Por último, pero no menos importante, al señalar que el contenido del artículo 36 del Código Fiscal de la Federación “…es congruente con la intención del legislador de prever un procedimiento oficioso a través del cual las autoridades fiscales revisen sus propios actos…”, el tribunal, desde nuestro punto de vista, se está contradiciendo, lo cual es muy grave y genera mayor incertidumbre jurídica contrario a los fines de todo tribunal, ya que, como vimos anteriormente, entendemos por procedimiento de oficio u oficioso, aquel que realiza la autoridad administrativa o judicial, en el ámbito de sus competencias, sin que haya necesidad de actividad promovente por la parte interesada, entendiendo por esto que el citado procedimiento oficioso no es facultad o derecho en sentido potencial sino una obligación, en sentido actual, de la autoridad competente. Por lo tanto, este enunciado contenido en la tesis comentada contraviene, desde nuestro punto de vista, lo señalado en otra parte del texto de la misma, analizado previamente, en el que el mismo tribunal manifiesta “… constituye un mecanismo excepcional de autocontrol de la legalidad de los actos administrativos…”; por lo que, además de todo lo anteriormente expresado, y siempre manifestando nuestro criterio jurídico, estamos frente a un típico caso de antinomia dentro del mismo cuerpo de la tesis citada en el presente escrito.
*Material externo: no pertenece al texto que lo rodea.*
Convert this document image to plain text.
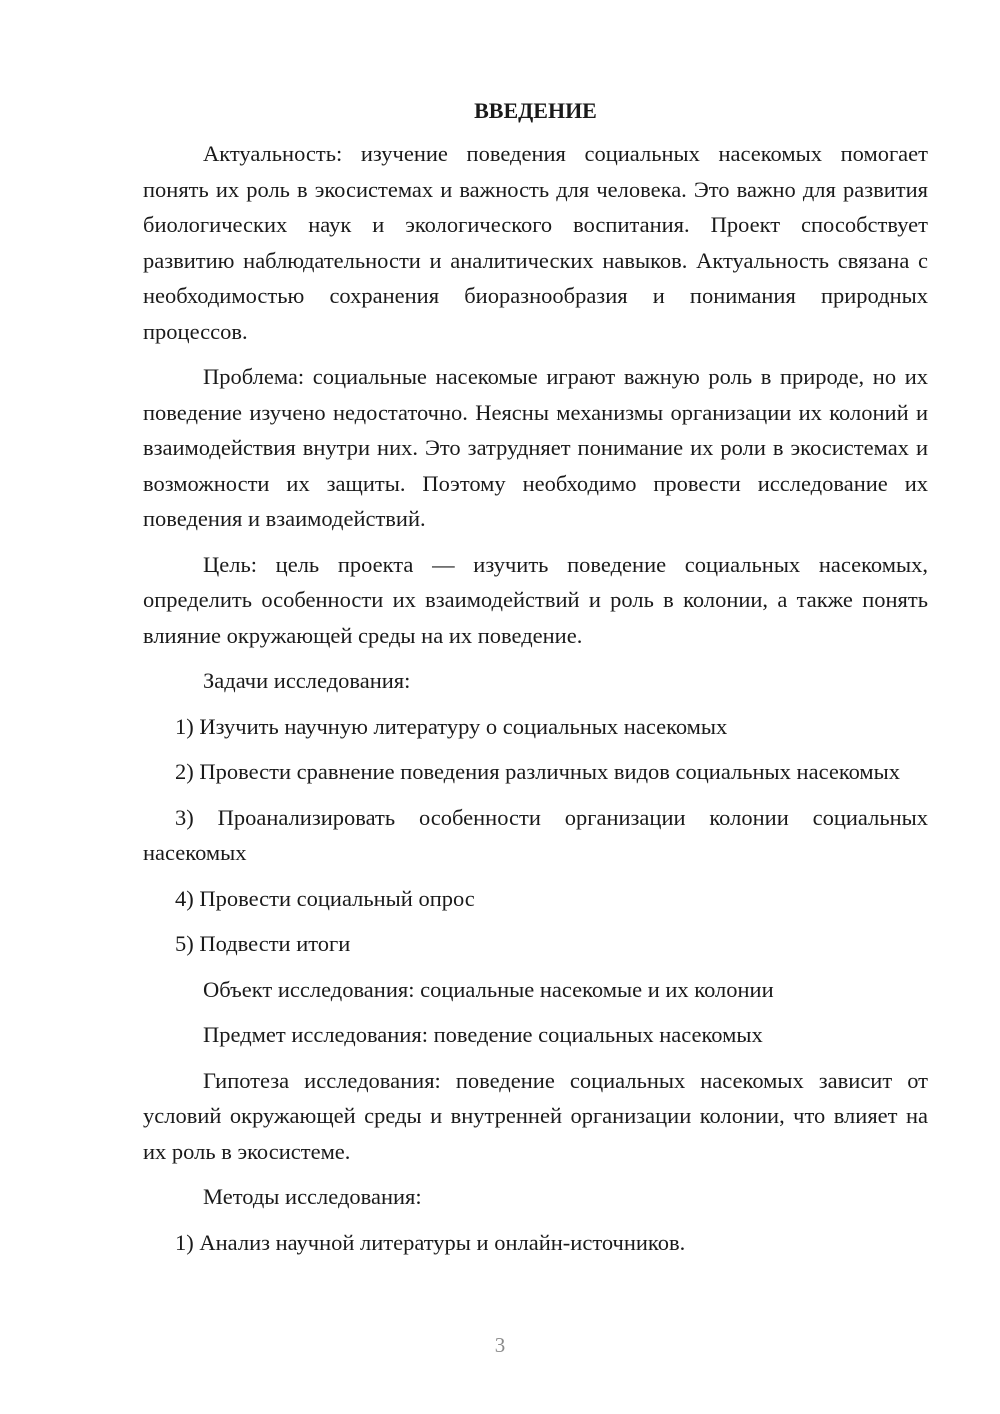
ВВЕДЕНИЕ

Актуальность: изучение поведения социальных насекомых помогает понять их роль в экосистемах и важность для человека. Это важно для развития биологических наук и экологического воспитания. Проект способствует развитию наблюдательности и аналитических навыков. Актуальность связана с необходимостью сохранения биоразнообразия и понимания природных процессов.

Проблема: социальные насекомые играют важную роль в природе, но их поведение изучено недостаточно. Неясны механизмы организации их колоний и взаимодействия внутри них. Это затрудняет понимание их роли в экосистемах и возможности их защиты. Поэтому необходимо провести исследование их поведения и взаимодействий.

Цель: цель проекта — изучить поведение социальных насекомых, определить особенности их взаимодействий и роль в колонии, а также понять влияние окружающей среды на их поведение.

Задачи исследования:

1) Изучить научную литературу о социальных насекомых

2) Провести сравнение поведения различных видов социальных насекомых

3) Проанализировать особенности организации колонии социальных насекомых

4) Провести социальный опрос

5) Подвести итоги

Объект исследования: социальные насекомые и их колонии

Предмет исследования: поведение социальных насекомых

Гипотеза исследования: поведение социальных насекомых зависит от условий окружающей среды и внутренней организации колонии, что влияет на их роль в экосистеме.

Методы исследования:

1) Анализ научной литературы и онлайн-источников.

3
Tenemos sin duda una ardua labor frente a nosotros; el Estado mexicano se encuentra cada día más ávido de recursos económicos; las políticas públicas en materia fiscal no has dado resultado porque no han sido correctamente planteadas. Ante eso, el individuo sujeto a los ordenamientos tributarios será objeto de un mayor acoso por parte de las autoridades hacendarias. Necesitamos leyes, tesis y jurisprudencias que fomenten la certeza jurídica de los contribuyentes.